# Sound through one speaker



## MagicColin84 (Dec 8, 2005)

Hey guys. Sorry to be a pain in the butt, and im sure this has been answered here before but i can't seem to find my exact problem.

I recently put together a PC of my own and upon first using it, and now still, sound only comes out of one speaker. i have my stereo hooked up to the pc so the sound comes out of that, but i have tried multiple other devices, including PC speakers, other leads, other stereo's etc and its the same on all of them.
Spec:
Windows XP
Athlon 64 Venice 3200
Nvidia Leadtek Winfast A340 Graphics Card
Abit UL8 Motherboard
Compaq 20G HD

Any help would be much appreciated guys.

Thanks, Colin.


----------



## Terrister (Apr 18, 2005)

Last time this happended to me, it was a bad sound card. Do you have another one you can try? Is this onboard or a card?


----------



## koala (Mar 27, 2005)

Check the Playback Balance slider in Volume Control.


----------



## ZDarryl (Dec 13, 2005)

That could be it....


----------



## squeezor (Dec 17, 2004)

I have this same problem but my balance is in the middle like its shown in the picture above, but still i only get sound in left speakers. Same thing goes for headphones. Help please!


----------



## ZDarryl (Dec 13, 2005)

squeezor said:


> I have this same problem but my balance is in the middle like its shown in the picture above, but still i only get sound in left speakers. Same thing goes for headphones. Help please!

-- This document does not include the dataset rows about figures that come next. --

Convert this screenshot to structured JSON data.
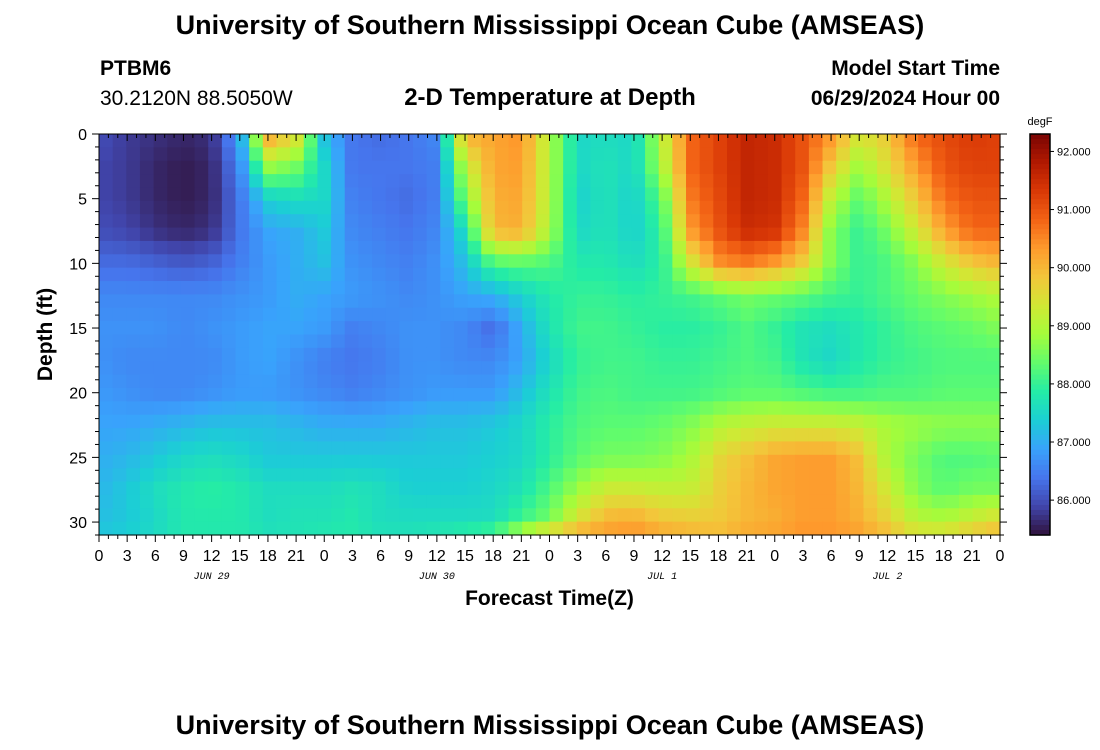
{
  "header": {
    "title": "University of Southern Mississippi Ocean Cube (AMSEAS)",
    "station_id": "PTBM6",
    "station_coords": "30.2120N  88.5050W",
    "plot_title": "2-D Temperature at Depth",
    "model_start_label": "Model Start Time",
    "model_start_value": "06/29/2024 Hour 00"
  },
  "footer": {
    "title": "University of Southern Mississippi Ocean Cube (AMSEAS)"
  },
  "chart_data": {
    "type": "heatmap",
    "title": "2-D Temperature at Depth",
    "xlabel": "Forecast Time(Z)",
    "ylabel": "Depth (ft)",
    "units": "degF",
    "x_tick_labels": [
      "0",
      "3",
      "6",
      "9",
      "12",
      "15",
      "18",
      "21",
      "0",
      "3",
      "6",
      "9",
      "12",
      "15",
      "18",
      "21",
      "0",
      "3",
      "6",
      "9",
      "12",
      "15",
      "18",
      "21",
      "0",
      "3",
      "6",
      "9",
      "12",
      "15",
      "18",
      "21",
      "0"
    ],
    "x_date_labels": [
      "JUN 29",
      "JUN 30",
      "JUL 1",
      "JUL 2"
    ],
    "y_tick_labels": [
      "0",
      "5",
      "10",
      "15",
      "20",
      "25",
      "30"
    ],
    "xlim_hours": [
      0,
      96
    ],
    "ylim_ft": [
      0,
      31
    ],
    "colorbar_ticks": [
      "86.000",
      "87.000",
      "88.000",
      "89.000",
      "90.000",
      "91.000",
      "92.000"
    ],
    "colorbar_range": [
      85.4,
      92.3
    ],
    "time_hours": [
      0,
      3,
      6,
      9,
      12,
      15,
      18,
      21,
      24,
      27,
      30,
      33,
      36,
      39,
      42,
      45,
      48,
      51,
      54,
      57,
      60,
      63,
      66,
      69,
      72,
      75,
      78,
      81,
      84,
      87,
      90,
      93,
      96
    ],
    "depth_ft": [
      0,
      2.5,
      5,
      7.5,
      10,
      12.5,
      15,
      17.5,
      20,
      22.5,
      25,
      27.5,
      30,
      31
    ],
    "temperature_degF": [
      [
        86.0,
        85.8,
        85.7,
        85.6,
        85.7,
        86.9,
        90.3,
        89.6,
        87.2,
        86.4,
        86.3,
        86.4,
        86.6,
        90.1,
        90.2,
        90.4,
        89.0,
        87.5,
        87.6,
        87.5,
        89.1,
        90.8,
        91.2,
        91.6,
        91.5,
        91.0,
        90.4,
        89.4,
        89.8,
        90.8,
        91.1,
        91.3,
        91.2
      ],
      [
        85.9,
        85.8,
        85.6,
        85.5,
        85.6,
        86.6,
        88.8,
        88.5,
        87.5,
        86.4,
        86.4,
        86.4,
        86.5,
        89.1,
        90.2,
        90.3,
        89.0,
        87.5,
        87.7,
        87.5,
        88.9,
        90.8,
        91.2,
        91.6,
        91.5,
        91.0,
        89.8,
        88.8,
        89.5,
        90.3,
        91.0,
        91.2,
        91.2
      ],
      [
        85.9,
        85.8,
        85.6,
        85.5,
        85.6,
        86.4,
        87.4,
        87.6,
        87.5,
        86.5,
        86.4,
        86.3,
        86.5,
        88.5,
        90.1,
        90.2,
        89.0,
        87.4,
        87.7,
        87.4,
        88.3,
        90.6,
        91.1,
        91.6,
        91.5,
        90.8,
        89.1,
        88.3,
        89.0,
        89.8,
        90.7,
        91.0,
        91.0
      ],
      [
        86.0,
        85.9,
        85.7,
        85.6,
        85.7,
        86.4,
        86.9,
        87.0,
        87.3,
        86.6,
        86.5,
        86.4,
        86.6,
        87.6,
        90.0,
        90.1,
        88.9,
        87.5,
        87.7,
        87.4,
        88.0,
        90.3,
        91.0,
        91.5,
        91.4,
        90.5,
        88.6,
        88.0,
        88.5,
        89.3,
        90.2,
        90.8,
        90.8
      ],
      [
        86.3,
        86.3,
        86.2,
        86.1,
        86.2,
        86.5,
        86.8,
        87.0,
        87.2,
        86.7,
        86.6,
        86.5,
        86.7,
        87.2,
        88.2,
        88.3,
        88.2,
        87.8,
        87.8,
        87.6,
        87.9,
        89.3,
        90.4,
        90.6,
        90.3,
        89.7,
        88.6,
        88.0,
        88.2,
        88.6,
        89.3,
        89.8,
        90.0
      ],
      [
        86.6,
        86.6,
        86.6,
        86.6,
        86.6,
        86.7,
        86.8,
        87.0,
        86.9,
        86.8,
        86.7,
        86.6,
        86.7,
        86.9,
        87.0,
        87.4,
        87.8,
        88.0,
        88.0,
        87.9,
        88.0,
        88.1,
        88.3,
        88.5,
        88.4,
        88.3,
        88.1,
        88.0,
        88.2,
        88.4,
        88.6,
        88.8,
        89.0
      ],
      [
        86.7,
        86.7,
        86.7,
        86.6,
        86.7,
        86.8,
        86.9,
        86.9,
        86.8,
        86.5,
        86.6,
        86.7,
        86.7,
        86.6,
        86.3,
        87.0,
        87.7,
        88.1,
        88.1,
        88.0,
        87.9,
        87.9,
        88.0,
        88.2,
        88.0,
        87.7,
        87.6,
        87.8,
        88.0,
        88.2,
        88.3,
        88.4,
        88.6
      ],
      [
        86.7,
        86.6,
        86.6,
        86.6,
        86.6,
        86.8,
        86.9,
        86.7,
        86.5,
        86.4,
        86.5,
        86.7,
        86.7,
        86.6,
        86.6,
        86.9,
        87.5,
        88.0,
        88.1,
        88.1,
        88.0,
        88.0,
        88.1,
        88.2,
        88.1,
        87.7,
        87.5,
        87.8,
        88.0,
        88.1,
        88.2,
        88.2,
        88.2
      ],
      [
        86.8,
        86.7,
        86.6,
        86.6,
        86.7,
        86.8,
        86.8,
        86.7,
        86.6,
        86.5,
        86.6,
        86.7,
        86.8,
        86.8,
        86.8,
        87.2,
        87.7,
        88.1,
        88.2,
        88.1,
        88.1,
        88.1,
        88.2,
        88.3,
        88.3,
        88.2,
        88.1,
        88.1,
        88.2,
        88.2,
        88.3,
        88.3,
        88.3
      ],
      [
        86.9,
        86.9,
        87.0,
        87.1,
        87.2,
        87.2,
        87.2,
        87.1,
        87.0,
        87.0,
        87.0,
        87.1,
        87.2,
        87.2,
        87.3,
        87.5,
        87.9,
        88.2,
        88.3,
        88.3,
        88.4,
        88.6,
        89.0,
        89.2,
        89.3,
        89.3,
        89.3,
        89.2,
        88.9,
        88.8,
        88.7,
        88.7,
        88.7
      ],
      [
        87.0,
        87.1,
        87.3,
        87.5,
        87.6,
        87.5,
        87.3,
        87.3,
        87.3,
        87.3,
        87.3,
        87.3,
        87.3,
        87.3,
        87.4,
        87.5,
        87.9,
        88.3,
        88.5,
        88.5,
        88.6,
        88.9,
        89.6,
        89.9,
        90.2,
        90.3,
        90.3,
        89.9,
        88.9,
        88.5,
        88.2,
        88.2,
        88.3
      ],
      [
        87.1,
        87.3,
        87.6,
        87.8,
        87.9,
        87.8,
        87.6,
        87.6,
        87.6,
        87.7,
        87.6,
        87.4,
        87.4,
        87.4,
        87.5,
        87.7,
        88.2,
        88.8,
        89.3,
        89.3,
        89.2,
        89.2,
        89.7,
        90.0,
        90.2,
        90.3,
        90.3,
        90.0,
        89.3,
        88.6,
        88.3,
        88.5,
        88.5
      ],
      [
        87.2,
        87.3,
        87.5,
        87.8,
        87.8,
        87.8,
        87.6,
        87.7,
        87.7,
        87.8,
        87.6,
        87.6,
        87.6,
        87.6,
        87.6,
        88.1,
        88.5,
        89.5,
        90.1,
        90.2,
        89.9,
        89.8,
        89.8,
        90.0,
        90.1,
        90.3,
        90.3,
        90.1,
        89.7,
        89.1,
        89.0,
        89.3,
        89.6
      ],
      [
        87.3,
        87.4,
        87.6,
        87.8,
        87.8,
        87.8,
        87.7,
        87.7,
        87.8,
        87.8,
        87.7,
        87.7,
        87.8,
        88.0,
        88.3,
        89.3,
        90.1,
        90.3,
        90.3,
        90.4,
        90.2,
        90.1,
        90.0,
        90.2,
        90.3,
        90.4,
        90.4,
        90.3,
        90.0,
        89.6,
        89.6,
        89.9,
        90.1
      ]
    ],
    "grid": false,
    "colormap": [
      "#30123b",
      "#4145ab",
      "#4675ed",
      "#39a2fc",
      "#1bcfd4",
      "#24eca6",
      "#61fc6c",
      "#a4fc3b",
      "#d1e834",
      "#f3c63a",
      "#fe9b2d",
      "#f36315",
      "#d93806",
      "#b11901",
      "#7a0403"
    ]
  }
}
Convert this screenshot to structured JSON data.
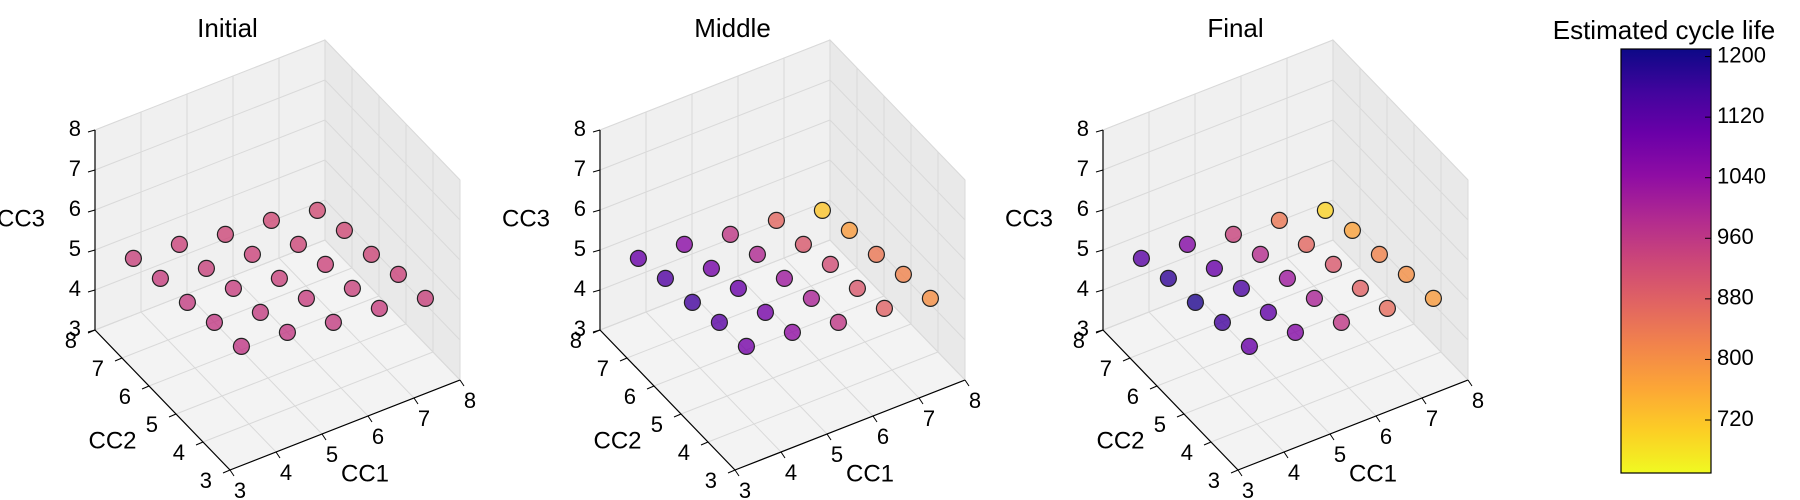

Is yours onboard sound or a sound card?


----------



## leroys1000 (Aug 16, 2005)

I am assuming you used an adapter to convert from mini plug to RCA.
Did you make sure the adapter is stereo?
If you haven't hooked up the front audio ports.
check the header on the mother board.
The jumpers need to be connected properly.
They should be marked something like,R_IN,R_OUT,L_IN,L_OUT.
The R_IN AND R_OUT need to be jumpered together,same with the left,
if you are not using front audio.
The jumpers might have been set incorrectly at the factory.


----------



## squeezor (Dec 17, 2004)

My sound card is onboard, its stuck in the motherboard. Its not separated.


----------